Software & Data Management
Control, acquisition, and analysis are unified within Ekspla’s CARS Studio software suite—a Windows-based application built on Qt and Python (SciPy, NumPy, scikit-image). It provides real-time spectral visualization, point-scan, line-scan, and hyperspectral image cube acquisition with automated background subtraction, Lorentzian/Gaussian peak fitting, and multivariate curve resolution (MCR-ALS). Raw interferograms and calibrated spectra are stored in open-format HDF5 containers with embedded JSON metadata headers. Batch processing pipelines support spectral unmixing, PCA-based clustering, and registration to co-acquired TPEF/SHG channels. Export options include CSV, SPC, JCAMP-DX, and MIR-XML for interoperability with commercial chemometric platforms (e.g., Unscrambler X, MATLAB, OriginLab) and public spectral libraries (NIST, SDBS).
Applications
- Intracellular lipid droplet dynamics and composition mapping in live adipocytes and hepatocytes
- Myelin sheath integrity assessment in neural tissue without fixation or staining
- Real-time monitoring of drug uptake and intracellular distribution in tumor spheroids
- Quantitative protein secondary structure analysis in hydrated biofilms and hydrogels
- 3D volumetric chemical tomography of plant cell walls and fungal hyphae
- Correlative CARS–TPEF–SHG imaging for multimodal structural–functional phenotyping in developmental biology
- Process analytical technology (PAT) applications in biopharmaceutical manufacturing (e.g., in-line monitoring of monoclonal antibody aggregation states)
FAQ
What distinguishes CARS from spontaneous Raman spectroscopy?
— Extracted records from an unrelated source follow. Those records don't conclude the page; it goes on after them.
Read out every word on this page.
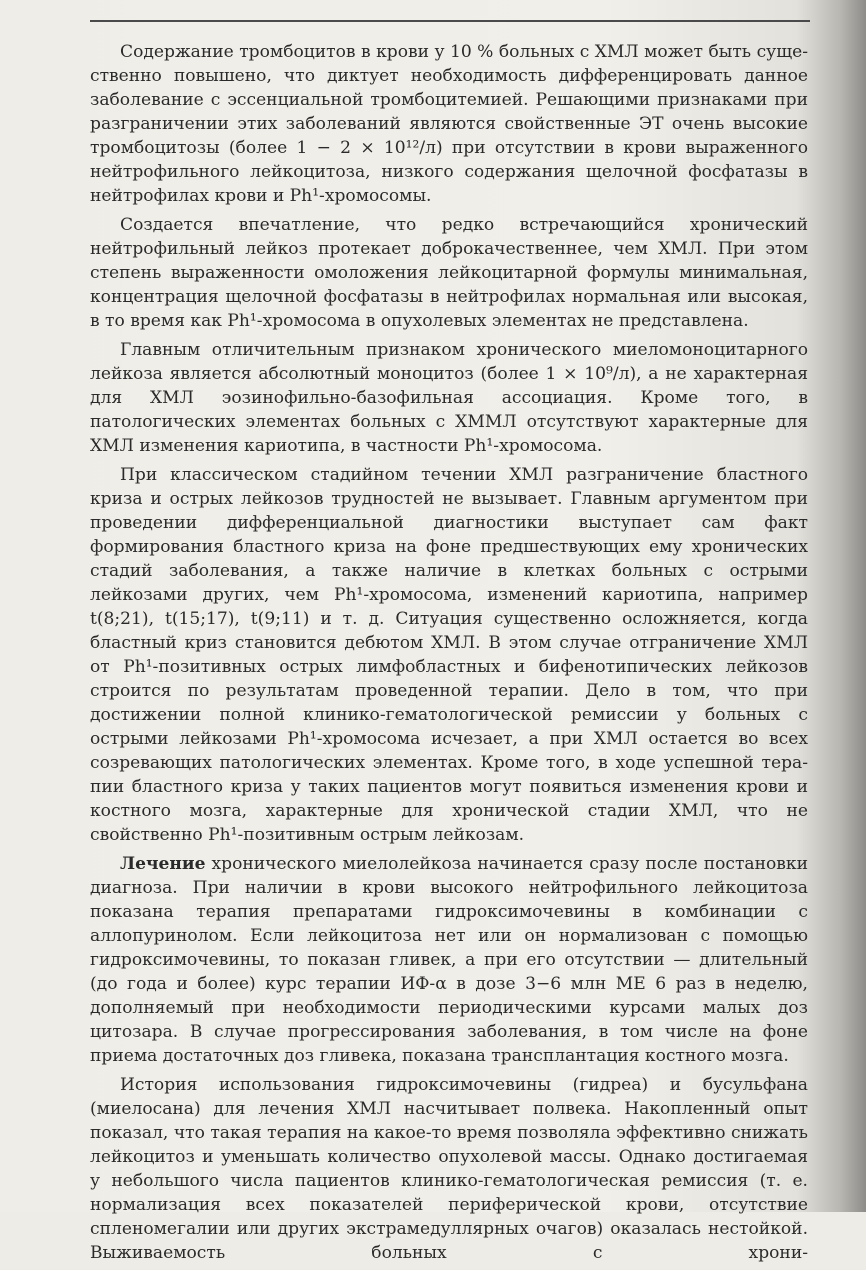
Содержание тромбоцитов в крови у 10 % больных с ХМЛ может быть существенно повышено, что диктует необходимость дифференцировать данное заболевание с эссенциальной тромбоцитемией. Решающими признаками при разграничении этих заболеваний являются свойственные ЭТ очень высокие тромбоцитозы (более 1 − 2 × 10¹²/л) при отсутствии в крови выраженного нейтрофильного лейкоцитоза, низкого содержания щелочной фосфатазы в нейтрофилах крови и Ph¹-хромосомы.

Создается впечатление, что редко встречающийся хронический нейтрофильный лейкоз протекает доброкачественнее, чем ХМЛ. При этом степень выраженности омоложения лейкоцитарной формулы минимальная, концентрация щелочной фосфатазы в нейтрофилах нормальная или высокая, в то время как Ph¹-хромосома в опухолевых элементах не представлена.

Главным отличительным признаком хронического миеломоноцитарного лейкоза является абсолютный моноцитоз (более 1 × 10⁹/л), а не характерная для ХМЛ эозинофильно-базофильная ассоциация. Кроме того, в патологических элементах больных с ХММЛ отсутствуют характерные для ХМЛ изменения кариотипа, в частности Ph¹-хромосома.

При классическом стадийном течении ХМЛ разграничение бластного криза и острых лейкозов трудностей не вызывает. Главным аргументом при проведении дифференциальной диагностики выступает сам факт формирования бластного криза на фоне предшествующих ему хронических стадий заболевания, а также наличие в клетках больных с острыми лейкозами других, чем Ph¹-хромосома, изменений кариотипа, например t(8;21), t(15;17), t(9;11) и т. д. Ситуация существенно осложняется, когда бластный криз становится дебютом ХМЛ. В этом случае отграничение ХМЛ от Ph¹-позитивных острых лимфобластных и бифенотипических лейкозов строится по результатам проведенной терапии. Дело в том, что при достижении полной клинико-гематологической ремиссии у больных с острыми лейкозами Ph¹-хромосома исчезает, а при ХМЛ остается во всех созревающих патологических элементах. Кроме того, в ходе успешной терапии бластного криза у таких пациентов могут появиться изменения крови и костного мозга, характерные для хронической стадии ХМЛ, что не свойственно Ph¹-позитивным острым лейкозам.

Лечение хронического миелолейкоза начинается сразу после постановки диагноза. При наличии в крови высокого нейтрофильного лейкоцитоза показана терапия препаратами гидроксимочевины в комбинации с аллопуринолом. Если лейкоцитоза нет или он нормализован с помощью гидроксимочевины, то показан гливек, а при его отсутствии — длительный (до года и более) курс терапии ИФ-α в дозе 3−6 млн МЕ 6 раз в неделю, дополняемый при необходимости периодическими курсами малых доз цитозара. В случае прогрессирования заболевания, в том числе на фоне приема достаточных доз гливека, показана трансплантация костного мозга.

История использования гидроксимочевины (гидреа) и бусульфана (миелосана) для лечения ХМЛ насчитывает полвека. Накопленный опыт показал, что такая терапия на какое-то время позволяла эффективно снижать лейкоцитоз и уменьшать количество опухолевой массы. Однако достигаемая у небольшого числа пациентов клинико-гематологическая ремиссия (т. е. нормализация всех показателей периферической крови, отсутствие спленомегалии или других экстрамедуллярных очагов) оказалась нестойкой. Выживаемость больных с хрони-
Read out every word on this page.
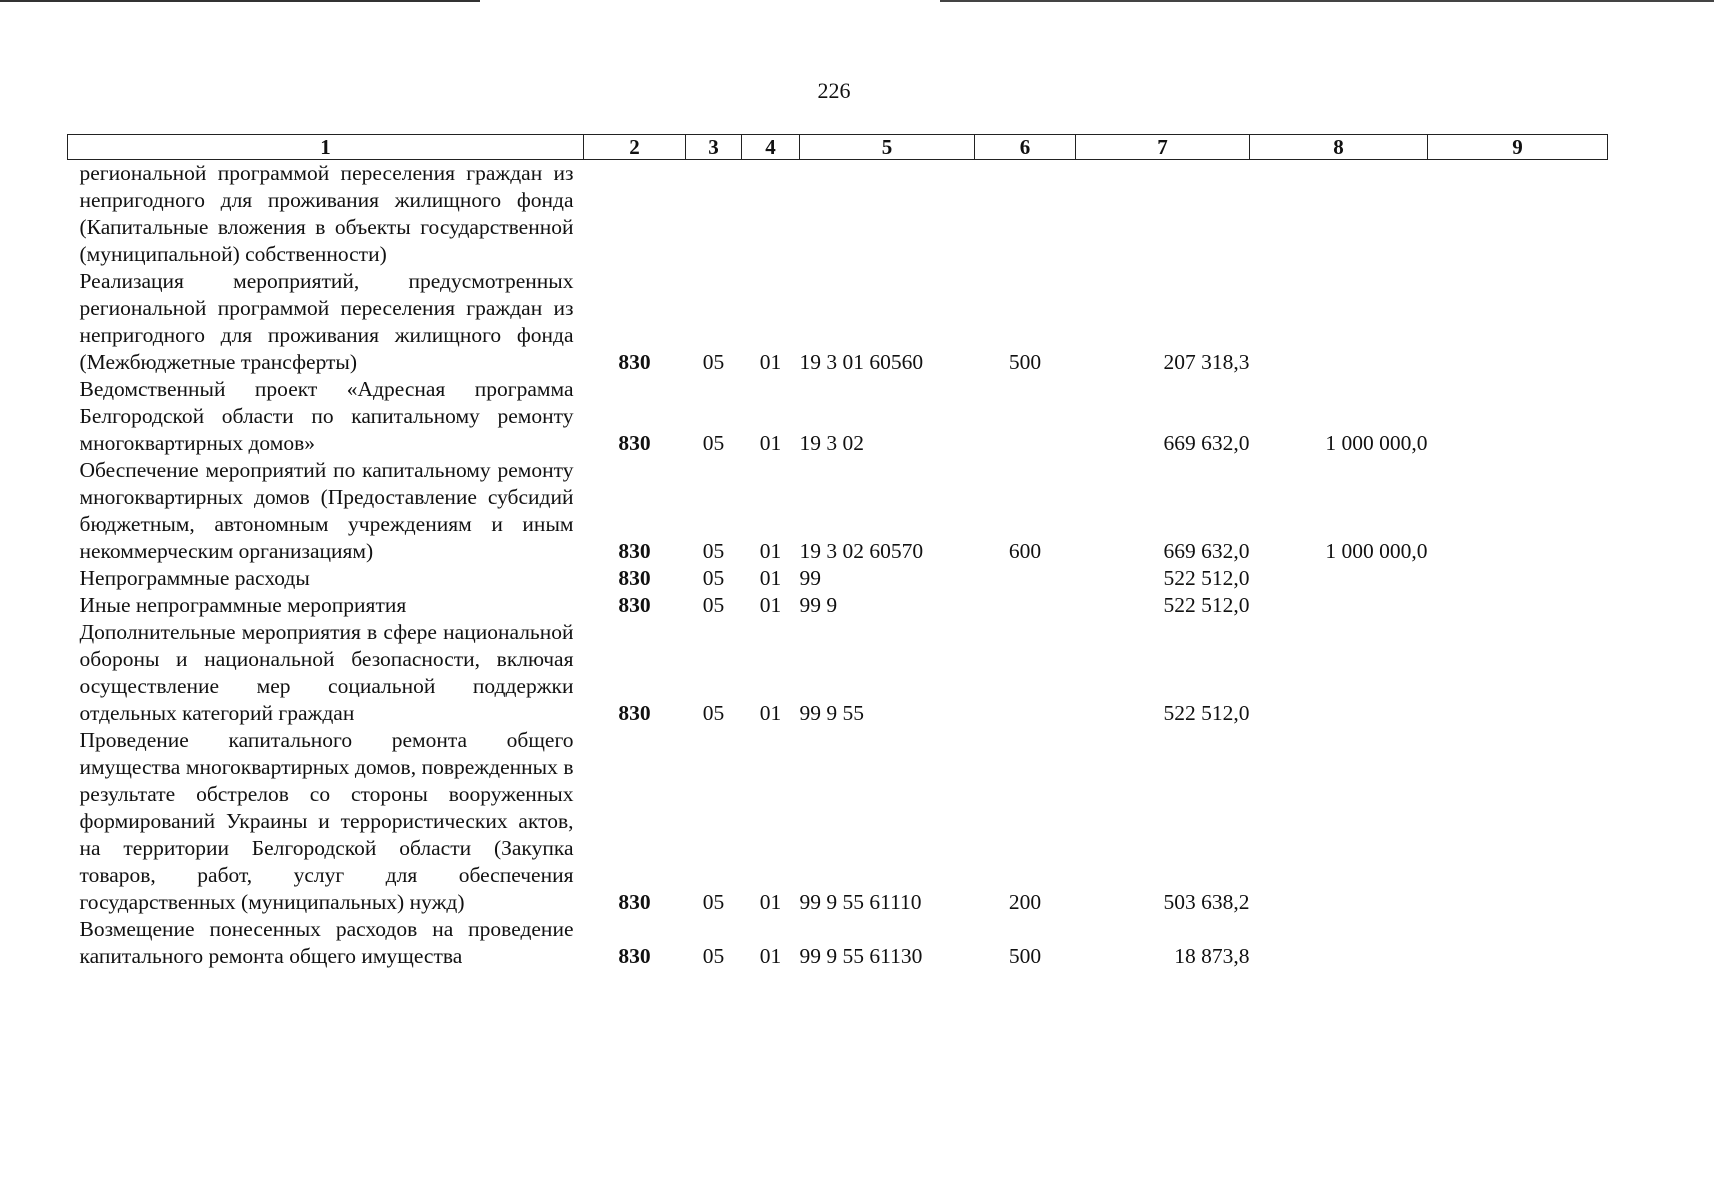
226
1	2	3	4	5	6	7	8	9

региональной программой переселения граждан из непригодного для проживания жилищного фонда (Капитальные вложения в объекты государственной (муниципальной) собственности)								

Реализация мероприятий, предусмотренных региональной программой переселения граждан из непригодного для проживания жилищного фонда (Межбюджетные трансферты)	830	05	01	19 3 01 60560	500	207 318,3		

Ведомственный проект «Адресная программа Белгородской области по капитальному ремонту многоквартирных домов»	830	05	01	19 3 02		669 632,0	1 000 000,0	

Обеспечение мероприятий по капитальному ремонту многоквартирных домов (Предоставление субсидий бюджетным, автономным учреждениям и иным некоммерческим организациям)	830	05	01	19 3 02 60570	600	669 632,0	1 000 000,0	

Непрограммные расходы	830	05	01	99		522 512,0		

Иные непрограммные мероприятия	830	05	01	99 9		522 512,0		

Дополнительные мероприятия в сфере национальной обороны и национальной безопасности, включая осуществление мер социальной поддержки отдельных категорий граждан	830	05	01	99 9 55		522 512,0		

Проведение капитального ремонта общего имущества многоквартирных домов, поврежденных в результате обстрелов со стороны вооруженных формирований Украины и террористических актов, на территории Белгородской области (Закупка товаров, работ, услуг для обеспечения государственных (муниципальных) нужд)	830	05	01	99 9 55 61110	200	503 638,2		

Возмещение понесенных расходов на проведение капитального ремонта общего имущества	830	05	01	99 9 55 61130	500	18 873,8		
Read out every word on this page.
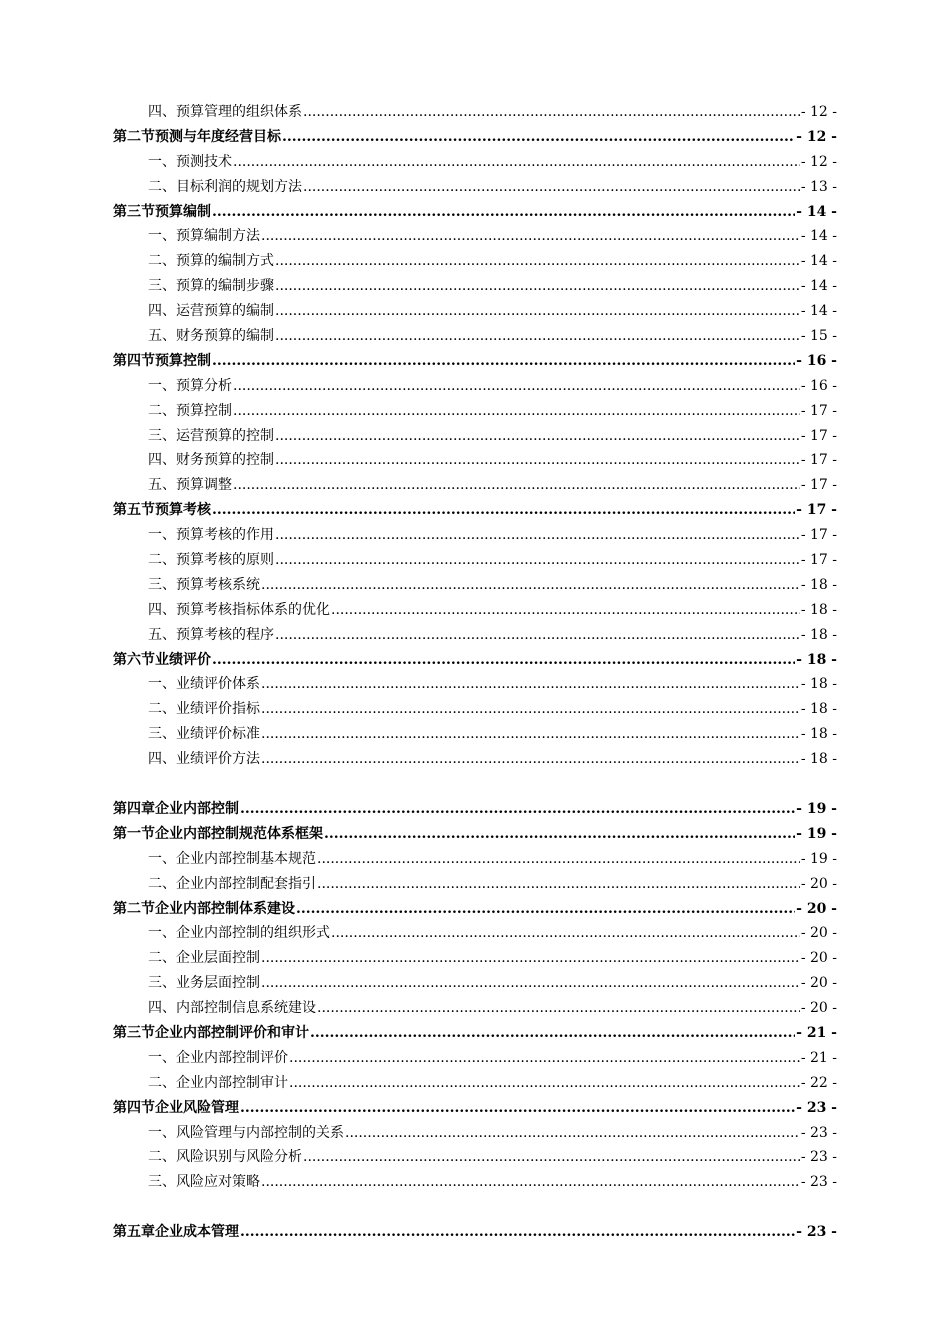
四、 预算管理的组织体系 .....	- 12 -
第二节 预测与年度经营目标 .....	- 12 -
一、 预测技术 .....	- 12 -
二、 目标利润的规划方法 .....	- 13 -
第三节 预算编制 .....	- 14 -
一、 预算编制方法 .....	- 14 -
二、 预算的编制方式 .....	- 14 -
三、 预算的编制步骤 .....	- 14 -
四、 运营预算的编制 .....	- 14 -
五、 财务预算的编制 .....	- 15 -
第四节 预算控制 .....	- 16 -
一、 预算分析 .....	- 16 -
二、 预算控制 .....	- 17 -
三、 运营预算的控制 .....	- 17 -
四、 财务预算的控制 .....	- 17 -
五、 预算调整 .....	- 17 -
第五节 预算考核 .....	- 17 -
一、 预算考核的作用 .....	- 17 -
二、 预算考核的原则 .....	- 17 -
三、 预算考核系统 .....	- 18 -
四、 预算考核指标体系的优化 .....	- 18 -
五、 预算考核的程序 .....	- 18 -
第六节 业绩评价 .....	- 18 -
一、 业绩评价体系 .....	- 18 -
二、 业绩评价指标 .....	- 18 -
三、 业绩评价标准 .....	- 18 -
四、 业绩评价方法 .....	- 18 -
第四章 企业内部控制 .....	- 19 -
第一节 企业内部控制规范体系框架 .....	- 19 -
一、 企业内部控制基本规范 .....	- 19 -
二、 企业内部控制配套指引 .....	- 20 -
第二节 企业内部控制体系建设 .....	- 20 -
一、 企业内部控制的组织形式 .....	- 20 -
二、 企业层面控制 .....	- 20 -
三、 业务层面控制 .....	- 20 -
四、 内部控制信息系统建设 .....	- 20 -
第三节 企业内部控制评价和审计 .....	- 21 -
一、 企业内部控制评价 .....	- 21 -
二、 企业内部控制审计 .....	- 22 -
第四节 企业风险管理 .....	- 23 -
一、 风险管理与内部控制的关系 .....	- 23 -
二、 风险识别与风险分析 .....	- 23 -
三、 风险应对策略 .....	- 23 -
第五章 企业成本管理 .....	- 23 -
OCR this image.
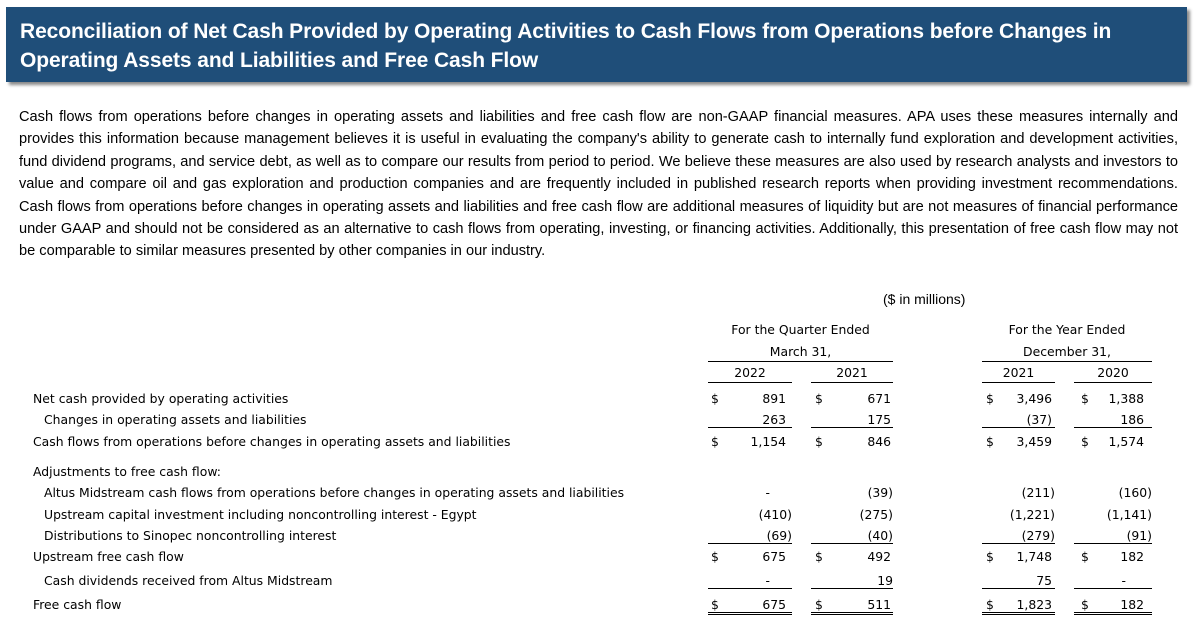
Reconciliation of Net Cash Provided by Operating Activities to Cash Flows from Operations before Changes in Operating Assets and Liabilities and Free Cash Flow

Cash flows from operations before changes in operating assets and liabilities and free cash flow are non-GAAP financial measures. APA uses these measures internally and provides this information because management believes it is useful in evaluating the company's ability to generate cash to internally fund exploration and development activities, fund dividend programs, and service debt, as well as to compare our results from period to period. We believe these measures are also used by research analysts and investors to value and compare oil and gas exploration and production companies and are frequently included in published research reports when providing investment recommendations. Cash flows from operations before changes in operating assets and liabilities and free cash flow are additional measures of liquidity but are not measures of financial performance under GAAP and should not be considered as an alternative to cash flows from operating, investing, or financing activities. Additionally, this presentation of free cash flow may not be comparable to similar measures presented by other companies in our industry.

($ in millions)
For the Quarter Ended
March 31,
For the Year Ended
December 31,
2022	2021	2021	2020
Net cash provided by operating activities	$	891 $	671	$	3,496 $	1,388
Changes in operating assets and liabilities	263	175	(37)	186
Cash flows from operations before changes in operating assets and liabilities	$	1,154 $	846	$	3,459 $	1,574
Adjustments to free cash flow:
Altus Midstream cash flows from operations before changes in operating assets and liabilities	-	(39)	(211)	(160)
Upstream capital investment including noncontrolling interest - Egypt	(410)	(275)	(1,221)	(1,141)
Distributions to Sinopec noncontrolling interest	(69)	(40)	(279)	(91)
Upstream free cash flow	$	675 $	492	$	1,748 $	182
Cash dividends received from Altus Midstream	-	19	75	-
Free cash flow	$	675 $	511	$ 1,823 $	182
CARS is a coherent, nonlinear process generating directional, laser-like signal output with orders-of-magnitude higher intensity than spontaneous Raman scattering—enabling video-rate imaging and reduced phototoxicity in live samples.
Can this system perform quantitative concentration measurements?
Yes—when combined with internal reference standards and calibrated using known polymer or lipid phantoms, CARS signal intensities exhibit linear response to molecular number density within defined dynamic ranges (validated per ISO 17025 protocols).
Is the system compatible with standard inverted or upright microscope frames?
It integrates natively with Nikon Eclipse Ti2 and Zeiss Axio Observer platforms via OEM-compatible optical coupling ports and motorized filter turret interfaces.
Does the software support automated spectral library matching?
Yes—CARS Studio includes a customizable spectral matching engine using dot-product correlation and constrained least-squares fitting against user-defined or NIST-referenced vibrational databases.
What maintenance is required for long-term stability?
Annual wavelength recalibration and OPA crystal alignment verification are recommended; all optical components are sealed and humidity-controlled to ensure >5 years operational lifetime under GLP-compliant lab environments.